Après les terribles attentats qui ont ensanglanté la France, tous les responsables ont pris conscience de l'importance de la menace, et de la nécessité vitale pour la France de s'adapter. De prime abord, nous nous trouvons dans le domaine de responsabilité de l'Etat, au cœur de ses missions régaliennes et c'est à lui qu'incombe la mission de renforcer le système de défense national pour assurer la sécurité des citoyens.

A la réflexion, le secteur privé a également un rôle à jouer au regard de la sécurité des employés et des consommateurs.

Ne pas en profiter pour relâcher la discipline budgétaire

A la suite des attentats du 13 novembre, le Président de la République a tracé la ligne d'action du gouvernent, en déclarant que « la France est en guerre contre Daech ». Il a décidé un accroissement de la dépense publique pour maintenir les effectifs de la Défense et augmenter les effectifs des forces de police. Si l'objectif est le bon, les arrière-pensées ne sont pas absentes et profiter de cette circonstance tragique pour obtenir de Bruxelles un relâchement des règles budgétaires est au minimum inapproprié pour ne pas dire cynique.

Selon Stéphan Bourcieu , d'une part les mesures prévues par le Gouvernement seraient très en deçà de celles qui permettraient de lutter efficacement contre la menace terroriste, et d'autre part, ces dépenses ne devraient pas être financées par la dette. Il suggère au Gouvernement de lancer plutôt un appel aux citoyens pour qu'ils acceptent la réduction des dépenses publiques non-sécuritaires (éducation, redistribution, etc.) de façon à réallouer les moyens au secteur de la Défense et à la sécurité publique.

Un système de défense privée

Outre l'État, le secteur privé peut jouer un rôle significatif dans le processus d'adaptation à la menace terroriste. En effet, l'économie de marché constitue un mécanisme d'ajustement des ressources marchandes vers les endroits où elles sont nécessaires autrement plus puissant et plus efficace que l'État et la planification, du fait de son écrasante supériorité en matière de traitement de l'information sur les demandes et les offres économiques.

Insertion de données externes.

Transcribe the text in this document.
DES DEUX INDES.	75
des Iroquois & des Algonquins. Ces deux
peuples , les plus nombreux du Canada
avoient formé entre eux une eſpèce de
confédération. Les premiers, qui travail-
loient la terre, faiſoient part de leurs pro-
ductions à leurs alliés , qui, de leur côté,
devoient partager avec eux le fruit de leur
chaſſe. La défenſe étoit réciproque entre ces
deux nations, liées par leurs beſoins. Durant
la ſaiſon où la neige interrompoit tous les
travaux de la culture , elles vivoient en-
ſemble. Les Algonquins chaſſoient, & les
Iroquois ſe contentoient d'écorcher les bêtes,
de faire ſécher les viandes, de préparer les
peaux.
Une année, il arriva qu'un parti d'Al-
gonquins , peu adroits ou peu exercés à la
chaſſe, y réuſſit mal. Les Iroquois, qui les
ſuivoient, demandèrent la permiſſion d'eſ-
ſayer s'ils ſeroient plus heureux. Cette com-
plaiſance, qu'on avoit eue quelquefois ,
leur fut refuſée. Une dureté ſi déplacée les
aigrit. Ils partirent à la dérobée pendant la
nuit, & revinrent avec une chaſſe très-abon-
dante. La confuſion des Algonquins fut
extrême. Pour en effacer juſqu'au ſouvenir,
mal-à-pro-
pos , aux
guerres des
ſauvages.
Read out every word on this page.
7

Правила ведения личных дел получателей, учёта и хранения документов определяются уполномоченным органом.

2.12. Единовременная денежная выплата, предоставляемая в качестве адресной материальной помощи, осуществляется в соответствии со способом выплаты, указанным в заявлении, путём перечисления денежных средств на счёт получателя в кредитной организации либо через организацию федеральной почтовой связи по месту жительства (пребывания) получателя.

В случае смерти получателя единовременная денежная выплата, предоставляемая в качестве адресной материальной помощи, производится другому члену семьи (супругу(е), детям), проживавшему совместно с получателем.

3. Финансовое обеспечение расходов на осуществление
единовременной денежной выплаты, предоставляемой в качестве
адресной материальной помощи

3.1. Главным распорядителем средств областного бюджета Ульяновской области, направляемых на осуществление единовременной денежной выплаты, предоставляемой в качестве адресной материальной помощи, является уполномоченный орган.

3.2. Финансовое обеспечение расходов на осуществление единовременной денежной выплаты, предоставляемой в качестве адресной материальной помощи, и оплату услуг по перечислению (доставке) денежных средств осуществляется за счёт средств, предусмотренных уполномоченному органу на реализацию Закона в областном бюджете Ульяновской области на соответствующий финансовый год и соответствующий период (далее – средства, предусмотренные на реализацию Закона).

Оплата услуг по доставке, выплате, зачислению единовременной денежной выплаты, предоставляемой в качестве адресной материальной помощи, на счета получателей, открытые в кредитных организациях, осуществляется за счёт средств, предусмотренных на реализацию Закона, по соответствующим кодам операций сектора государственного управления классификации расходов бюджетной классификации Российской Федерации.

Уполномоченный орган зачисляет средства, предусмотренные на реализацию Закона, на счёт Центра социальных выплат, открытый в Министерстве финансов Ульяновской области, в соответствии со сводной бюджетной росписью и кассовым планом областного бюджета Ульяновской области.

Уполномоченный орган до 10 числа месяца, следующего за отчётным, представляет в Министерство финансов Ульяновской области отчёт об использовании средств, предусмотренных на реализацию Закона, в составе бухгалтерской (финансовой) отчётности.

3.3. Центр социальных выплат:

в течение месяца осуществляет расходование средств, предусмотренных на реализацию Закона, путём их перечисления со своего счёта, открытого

La guerre contre le terrorisme n'a rien à voir avec une guerre classique à mener par les armées conventionnelles. La menace est insidieuse, diffuse, l'adversaire n'est jamais identifié avec précision. Certes, le renseignement contribue efficacement à traquer les terroristes, mais pas à 100% et à un prix très élevé. Dans ces conditions, il peut être intéressant de déployer, à côté de l'effort public, un système de défense privée, pour réduire la capacité de nuisance des terroristes, le secteur privé ayant bien évidement un rôle auxiliaire.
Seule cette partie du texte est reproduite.